When insurers consider capital management and the need for IT spending, outsourcing naturally comes up. And, for a growing number of insurance businesses, it makes good sense.
Historically, insurers have shunned outsourcing due to deep skepticism that outside parties could develop significant vertical expertise. Many insurance carriers also view payments processing as a mission-critical function that must be handled internally to control costs and guarantee customer satisfaction. But the combination of the ongoing economic malaise, tight IT budgets and the growing knowledge of outsourcing’s competitive benefits have prompted more companies to take a fresh look at the dynamic and beneficial business framework it provides.
Catherine Stagg-Macy, senior analyst with Celent’s insurance practice, believes that the once unthinkable framing out of core business processes such as receivables processing is now considered a viable option. In fact, in a recent survey conducted by Celent, 44 percent of carriers identified outsourcing as an option.
Insurers are outsourcing asset management in greater numbers than ever before, echoes Margolis Advisory Group, which offers consulting services for investment management firms. These companies have established their core competency in insuring risk rather than managing investments, the group notes, adding that it expects outsourcing to gain momentum in the insurance vertical market in the months to come.

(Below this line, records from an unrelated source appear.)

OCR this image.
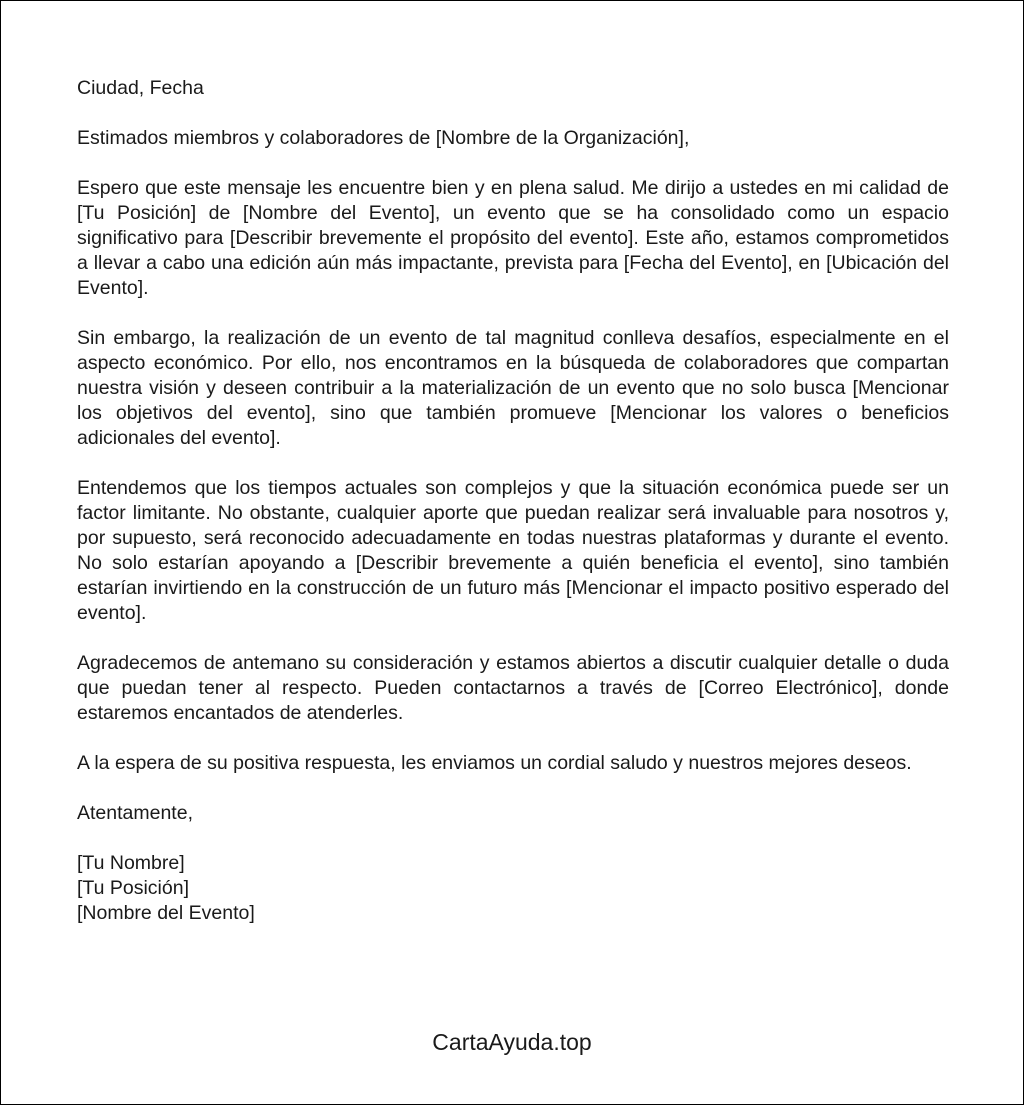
Ciudad, Fecha

Estimados miembros y colaboradores de [Nombre de la Organización],

Espero que este mensaje les encuentre bien y en plena salud. Me dirijo a ustedes en mi calidad de [Tu Posición] de [Nombre del Evento], un evento que se ha consolidado como un espacio significativo para [Describir brevemente el propósito del evento]. Este año, estamos comprometidos a llevar a cabo una edición aún más impactante, prevista para [Fecha del Evento], en [Ubicación del Evento].

Sin embargo, la realización de un evento de tal magnitud conlleva desafíos, especialmente en el aspecto económico. Por ello, nos encontramos en la búsqueda de colaboradores que compartan nuestra visión y deseen contribuir a la materialización de un evento que no solo busca [Mencionar los objetivos del evento], sino que también promueve [Mencionar los valores o beneficios adicionales del evento].

Entendemos que los tiempos actuales son complejos y que la situación económica puede ser un factor limitante. No obstante, cualquier aporte que puedan realizar será invaluable para nosotros y, por supuesto, será reconocido adecuadamente en todas nuestras plataformas y durante el evento. No solo estarían apoyando a [Describir brevemente a quién beneficia el evento], sino también estarían invirtiendo en la construcción de un futuro más [Mencionar el impacto positivo esperado del evento].

Agradecemos de antemano su consideración y estamos abiertos a discutir cualquier detalle o duda que puedan tener al respecto. Pueden contactarnos a través de [Correo Electrónico], donde estaremos encantados de atenderles.

A la espera de su positiva respuesta, les enviamos un cordial saludo y nuestros mejores deseos.

Atentamente,

[Tu Nombre]
[Tu Posición]
[Nombre del Evento]
CartaAyuda.top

Many insurers will see outsourcing as a solution for breaking away from the high costs and constant maintenance issues. Around 70 percent of all the systems currently used by insurers are legacy applications, with some dating all the way back to Vince Lombardi’s championship Green Bay Packers teams. These systems are old and inflexible, and require endless integration, maintenance and support from IT departments.
The reality for many insurers is that dated legacy systems result in a lack of IT integration and poor coordination across mission-critical business applications, creating information gaps and data silos that delay customer responsiveness and real-time data reporting and controls. These data silos heighten costs by demanding additional staff to manage manual tasks, and by paying separate vendors and losing payments. In fact, 70 percent of claims processed through current systems require four to six hand-offs. With customer service as the primary distinguishing factor between insurance companies, failing to provide smooth, satisfying interactions can be detrimental to a business.

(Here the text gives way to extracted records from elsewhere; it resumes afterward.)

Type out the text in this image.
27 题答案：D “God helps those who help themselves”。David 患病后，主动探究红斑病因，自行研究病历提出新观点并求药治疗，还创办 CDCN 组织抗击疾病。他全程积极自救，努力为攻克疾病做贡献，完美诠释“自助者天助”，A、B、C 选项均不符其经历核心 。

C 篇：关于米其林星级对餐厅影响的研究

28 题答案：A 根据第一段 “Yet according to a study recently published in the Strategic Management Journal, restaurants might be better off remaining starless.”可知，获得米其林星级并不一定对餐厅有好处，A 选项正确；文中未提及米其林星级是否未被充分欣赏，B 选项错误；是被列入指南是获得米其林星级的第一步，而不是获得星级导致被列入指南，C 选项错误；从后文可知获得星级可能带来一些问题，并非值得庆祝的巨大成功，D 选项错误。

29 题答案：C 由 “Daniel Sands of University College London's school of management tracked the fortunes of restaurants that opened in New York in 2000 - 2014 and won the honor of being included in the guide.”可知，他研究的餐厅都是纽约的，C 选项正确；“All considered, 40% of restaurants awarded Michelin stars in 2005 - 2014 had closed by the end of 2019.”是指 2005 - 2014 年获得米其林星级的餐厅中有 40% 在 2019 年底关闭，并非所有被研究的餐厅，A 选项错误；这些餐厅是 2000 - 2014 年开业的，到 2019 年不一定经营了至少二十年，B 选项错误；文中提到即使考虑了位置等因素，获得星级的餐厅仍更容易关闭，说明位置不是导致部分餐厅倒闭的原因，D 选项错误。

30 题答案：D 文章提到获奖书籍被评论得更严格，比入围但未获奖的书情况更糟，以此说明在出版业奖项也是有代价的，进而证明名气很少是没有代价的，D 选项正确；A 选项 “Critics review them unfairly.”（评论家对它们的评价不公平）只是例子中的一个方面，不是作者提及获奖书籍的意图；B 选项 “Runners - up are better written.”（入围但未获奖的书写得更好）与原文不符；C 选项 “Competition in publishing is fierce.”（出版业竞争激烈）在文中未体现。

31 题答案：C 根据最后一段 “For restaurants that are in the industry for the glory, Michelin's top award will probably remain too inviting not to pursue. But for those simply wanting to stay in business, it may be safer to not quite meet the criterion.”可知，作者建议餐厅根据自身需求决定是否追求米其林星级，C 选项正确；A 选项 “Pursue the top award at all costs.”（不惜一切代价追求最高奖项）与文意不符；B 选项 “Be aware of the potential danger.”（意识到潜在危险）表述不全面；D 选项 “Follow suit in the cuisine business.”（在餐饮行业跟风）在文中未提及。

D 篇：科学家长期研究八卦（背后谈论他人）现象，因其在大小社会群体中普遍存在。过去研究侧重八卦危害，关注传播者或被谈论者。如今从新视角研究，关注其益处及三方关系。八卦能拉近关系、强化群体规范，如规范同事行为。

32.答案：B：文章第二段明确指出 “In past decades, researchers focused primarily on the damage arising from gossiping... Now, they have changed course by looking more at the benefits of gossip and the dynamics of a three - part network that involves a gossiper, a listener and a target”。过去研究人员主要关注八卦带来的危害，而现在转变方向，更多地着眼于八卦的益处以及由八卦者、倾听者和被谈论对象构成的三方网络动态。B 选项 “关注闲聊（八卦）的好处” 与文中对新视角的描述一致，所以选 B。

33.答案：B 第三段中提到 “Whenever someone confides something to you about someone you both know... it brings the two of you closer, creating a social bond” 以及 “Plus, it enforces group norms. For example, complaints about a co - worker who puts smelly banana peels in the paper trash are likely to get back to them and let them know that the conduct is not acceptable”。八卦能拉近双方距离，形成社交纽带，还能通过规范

Outsourcing also delivers significant process transformation benefits. Take receivables processing, for example. While the majority of U.S.-based corporations process receivables in-house, 59 percent of companies that responded to a recent survey our company commissioned with Aite Group, LLC, a leading independent research and advisory firm, indicated that they are not fully satisfied with their receivables processing. The large majority of respondents indicated that implementing an integrated recievables hub would be a valuable solution to existing disjointed systems and inefficient processes. Undoubtedly, some will look to outsource receivables processing to a provider that has already deployed integrated receivables hubs. By leveraging an outsourced, integrated receivables hub, insurers are able to significantly speed posting, centralize workflow, lower overall operational cost, and enhance customer service.
By some customer estimates, consolidating receivables functions onto a single platform can also improve collections by 20 percent. This type of return can transform an insurer's business.
Michael Corbett, chairman of the International Association of Outsourcing Professionals believes that the outsourcing industry is rebounding from…. "As companies recover from these tough economic times, outsourcing will enable them to emerge as leaders in the new global economy,” he says.
Through outsourcing, insurers are able to achieve improved capital management without the IT spend. By reducing overhead, building agility, improving cost efficiency and managing mission-critical information with greater granularity and insight, more profitable business decisions are being made, all while improving the customer experience.